TOP/FLOP : Top 20/14 Flops


Tel le marronnier qui, invariablement, revient tous les ans porter ses fruits qui garnissent dindes et bûches de Noël, le classement des meilleurs produits culturels s’invite sans cesse pour les fêtes de fin d’année de la blogosphère mondiale.
Pour ma part, j’ai préféré attendre la période de détox et choisi de revenir en détail sur cette première année cinématographique au sein de la rédaction du Bloggers Cinema Club.
Afin d’éviter toutes les crispations inhérentes à ces classements où chacun pense détenir la vérité, il m’apparaît important de préciser que la liste ci-dessous n’engage que moi et reflète une impression générale sur l’année cinématographique et télévisuelle passée. Beaucoup de films ou séries n’y figurent pas pour la simple raison que je ne les ai pas vus
(Party GirlBoyhood, Utopia, Les poings contre les murs, The Knick, ’71, The Affair, Le vent se lève, Penny Dreadful, Her, The Leftovers, Sils Maria, The Americans, Only Lovers Left Alive, White God, Night Call, Légendes vivantes, Winter Sleep, White Bird, Enemy etc…). J’ai, en revanche, décidé de n’y inclure ni Interstellar et Gone Girl, qui m’ont laissé une impression mitigée.
D’autre part, j’ai choisi d’alterner des films et séries, ce qui peut expliquer que certains se trouvent en fin de liste. La note qui accompagne chacun n’est pas une critique, mais une simple appréciation, rédigée avec amour ou humour.
Enfin, concernant les 14 flops, il s’agit plutôt de déceptions que de mauvaises réalisations (sauf pour certains, définitivement mauvais), et le ton employé pour commenter chacun d’entre eux est volontairement ironique.
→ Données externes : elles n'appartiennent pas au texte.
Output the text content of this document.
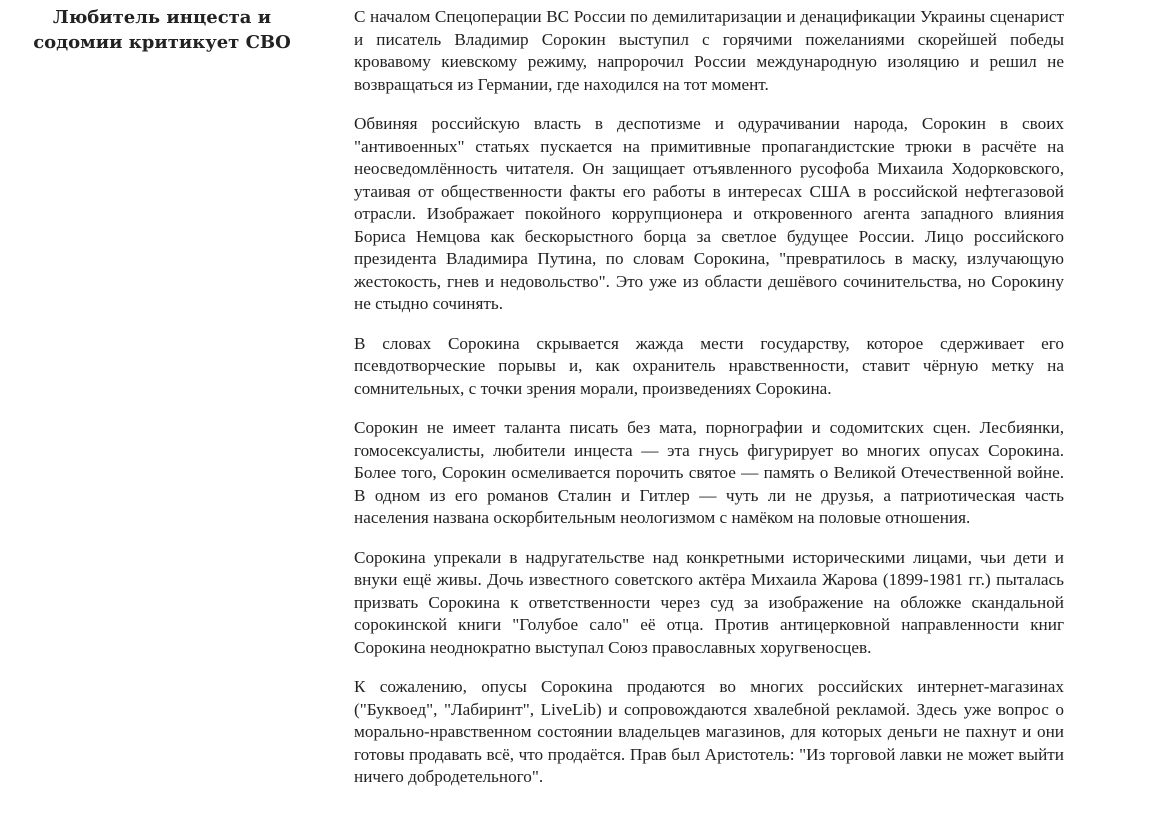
Любитель инцеста и содомии критикует СВО

С началом Спецоперации ВС России по демилитаризации и денацификации Украины сценарист и писатель Владимир Сорокин выступил с горячими пожеланиями скорейшей победы кровавому киевскому режиму, напророчил России международную изоляцию и решил не возвращаться из Германии, где находился на тот момент.

Обвиняя российскую власть в деспотизме и одурачивании народа, Сорокин в своих "антивоенных" статьях пускается на примитивные пропагандистские трюки в расчёте на неосведомлённость читателя. Он защищает отъявленного русофоба Михаила Ходорковского, утаивая от общественности факты его работы в интересах США в российской нефтегазовой отрасли. Изображает покойного коррупционера и откровенного агента западного влияния Бориса Немцова как бескорыстного борца за светлое будущее России. Лицо российского президента Владимира Путина, по словам Сорокина, "превратилось в маску, излучающую жестокость, гнев и недовольство". Это уже из области дешёвого сочинительства, но Сорокину не стыдно сочинять.

В словах Сорокина скрывается жажда мести государству, которое сдерживает его псевдотворческие порывы и, как охранитель нравственности, ставит чёрную метку на сомнительных, с точки зрения морали, произведениях Сорокина.

Сорокин не имеет таланта писать без мата, порнографии и содомитских сцен. Лесбиянки, гомосексуалисты, любители инцеста — эта гнусь фигурирует во многих опусах Сорокина. Более того, Сорокин осмеливается порочить святое — память о Великой Отечественной войне. В одном из его романов Сталин и Гитлер — чуть ли не друзья, а патриотическая часть населения названа оскорбительным неологизмом с намёком на половые отношения.

Сорокина упрекали в надругательстве над конкретными историческими лицами, чьи дети и внуки ещё живы. Дочь известного советского актёра Михаила Жарова (1899-1981 гг.) пыталась призвать Сорокина к ответственности через суд за изображение на обложке скандальной сорокинской книги "Голубое сало" её отца. Против антицерковной направленности книг Сорокина неоднократно выступал Союз православных хоругвеносцев.

К сожалению, опусы Сорокина продаются во многих российских интернет-магазинах ("Буквоед", "Лабиринт", LiveLib) и сопровождаются хвалебной рекламой. Здесь уже вопрос о морально-нравственном состоянии владельцев магазинов, для которых деньги не пахнут и они готовы продавать всё, что продаётся. Прав был Аристотель: "Из торговой лавки не может выйти ничего добродетельного".
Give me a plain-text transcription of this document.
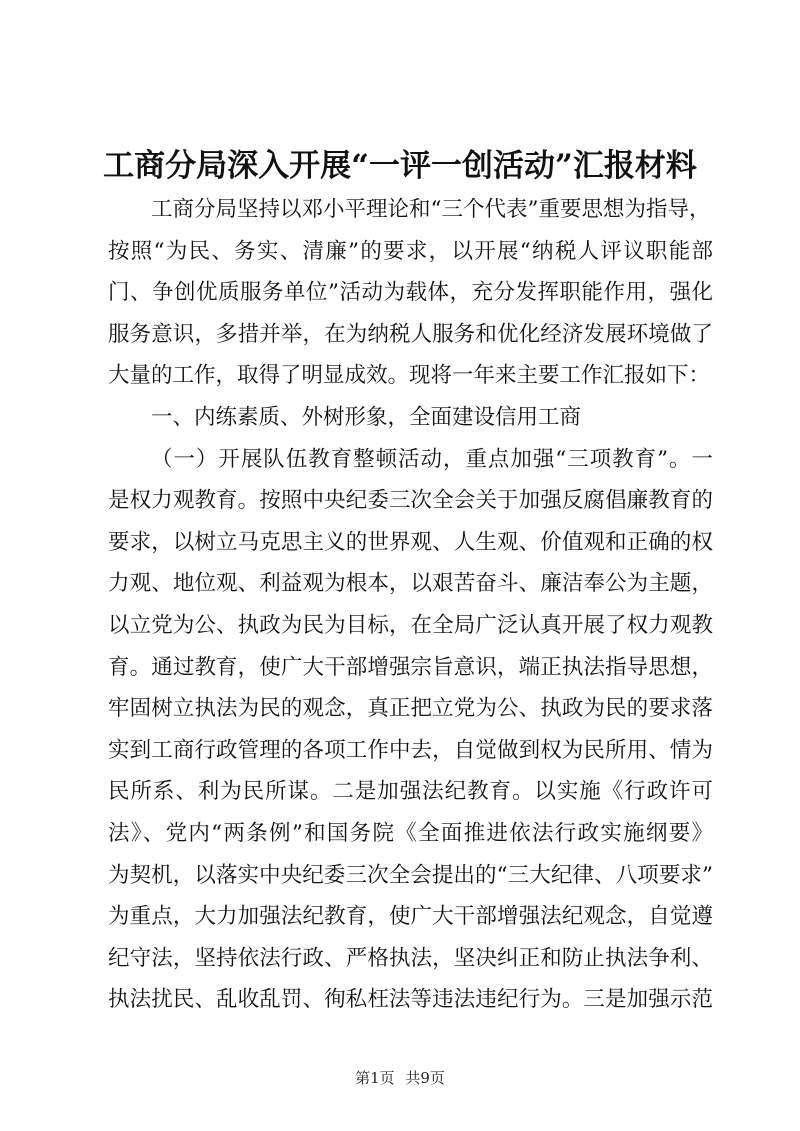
工商分局深入开展“一评一创活动”汇报材料
工商分局坚持以邓小平理论和“三个代表”重要思想为指导，
按照“为民、务实、清廉”的要求，以开展“纳税人评议职能部
门、争创优质服务单位”活动为载体，充分发挥职能作用，强化
服务意识，多措并举，在为纳税人服务和优化经济发展环境做了
大量的工作，取得了明显成效。现将一年来主要工作汇报如下：
一、内练素质、外树形象，全面建设信用工商
（一）开展队伍教育整顿活动，重点加强“三项教育”。一
是权力观教育。按照中央纪委三次全会关于加强反腐倡廉教育的
要求，以树立马克思主义的世界观、人生观、价值观和正确的权
力观、地位观、利益观为根本，以艰苦奋斗、廉洁奉公为主题，
以立党为公、执政为民为目标，在全局广泛认真开展了权力观教
育。通过教育，使广大干部增强宗旨意识，端正执法指导思想，
牢固树立执法为民的观念，真正把立党为公、执政为民的要求落
实到工商行政管理的各项工作中去，自觉做到权为民所用、情为
民所系、利为民所谋。二是加强法纪教育。以实施《行政许可
法》、党内“两条例”和国务院《全面推进依法行政实施纲要》
为契机，以落实中央纪委三次全会提出的“三大纪律、八项要求”
为重点，大力加强法纪教育，使广大干部增强法纪观念，自觉遵
纪守法，坚持依法行政、严格执法，坚决纠正和防止执法争利、
执法扰民、乱收乱罚、徇私枉法等违法违纪行为。三是加强示范
第1页 共9页
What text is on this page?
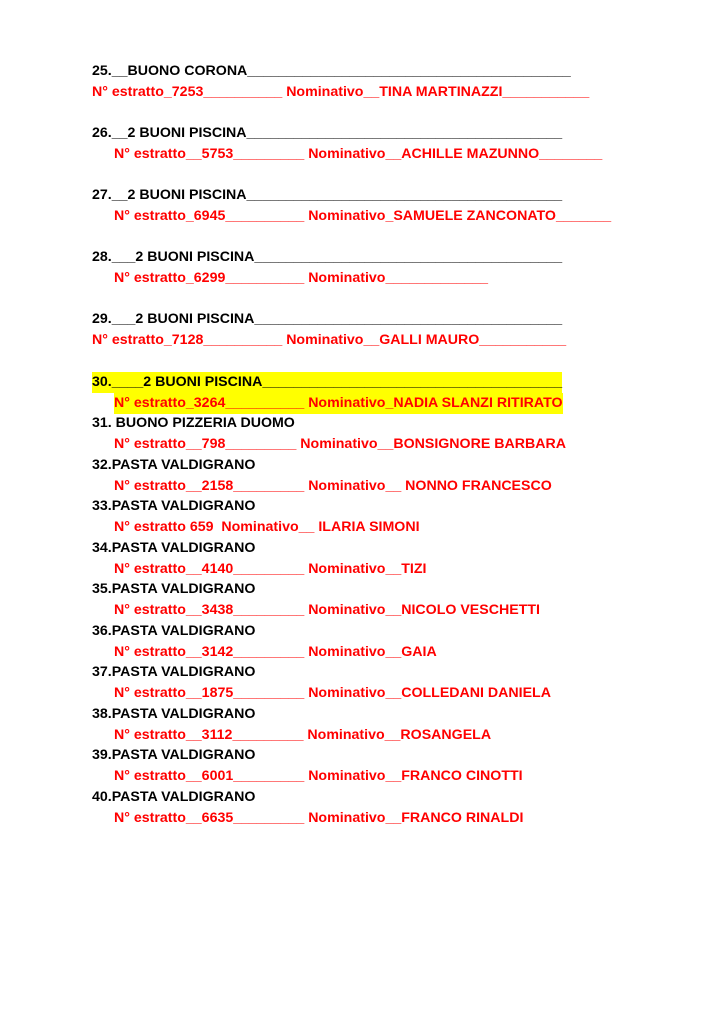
25.__BUONO CORONA_________________________________________
N° estratto_7253__________ Nominativo__TINA MARTINAZZI___________
26.__2 BUONI PISCINA________________________________________
N° estratto__5753_________ Nominativo__ACHILLE MAZUNNO________
27.__2 BUONI PISCINA________________________________________
N° estratto_6945__________ Nominativo_SAMUELE ZANCONATO_______
28.___2 BUONI PISCINA_______________________________________
N° estratto_6299__________ Nominativo_____________
29.___2 BUONI PISCINA_______________________________________
N° estratto_7128__________ Nominativo__GALLI MAURO___________
30.____2 BUONI PISCINA______________________________________
N° estratto_3264__________ Nominativo_NADIA SLANZI RITIRATO
31. BUONO PIZZERIA DUOMO
N° estratto__798_________ Nominativo__BONSIGNORE BARBARA
32.PASTA VALDIGRANO
N° estratto__2158_________ Nominativo__ NONNO FRANCESCO
33.PASTA VALDIGRANO
N° estratto 659  Nominativo__ ILARIA SIMONI
34.PASTA VALDIGRANO
N° estratto__4140_________ Nominativo__TIZI
35.PASTA VALDIGRANO
N° estratto__3438_________ Nominativo__NICOLO VESCHETTI
36.PASTA VALDIGRANO
N° estratto__3142_________ Nominativo__GAIA
37.PASTA VALDIGRANO
N° estratto__1875_________ Nominativo__COLLEDANI DANIELA
38.PASTA VALDIGRANO
N° estratto__3112_________ Nominativo__ROSANGELA
39.PASTA VALDIGRANO
N° estratto__6001_________ Nominativo__FRANCO CINOTTI
40.PASTA VALDIGRANO
N° estratto__6635_________ Nominativo__FRANCO RINALDI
Fargo, Mommy, Transformers 4 l'âge de l'extinction, Real Humans

TOP 20

  1. Fargo, saison 1
    Une adaptation télévisuelle qui n’a rien à envier au chef d’œuvre des frères Coen. De la mise en scène aux acteurs, en passant par la musique, tout y est d’une efficacité redoutable, et justifie, à mon sens, que le meilleur produit audiovisuel de l’année ait été réalisé pour la TV.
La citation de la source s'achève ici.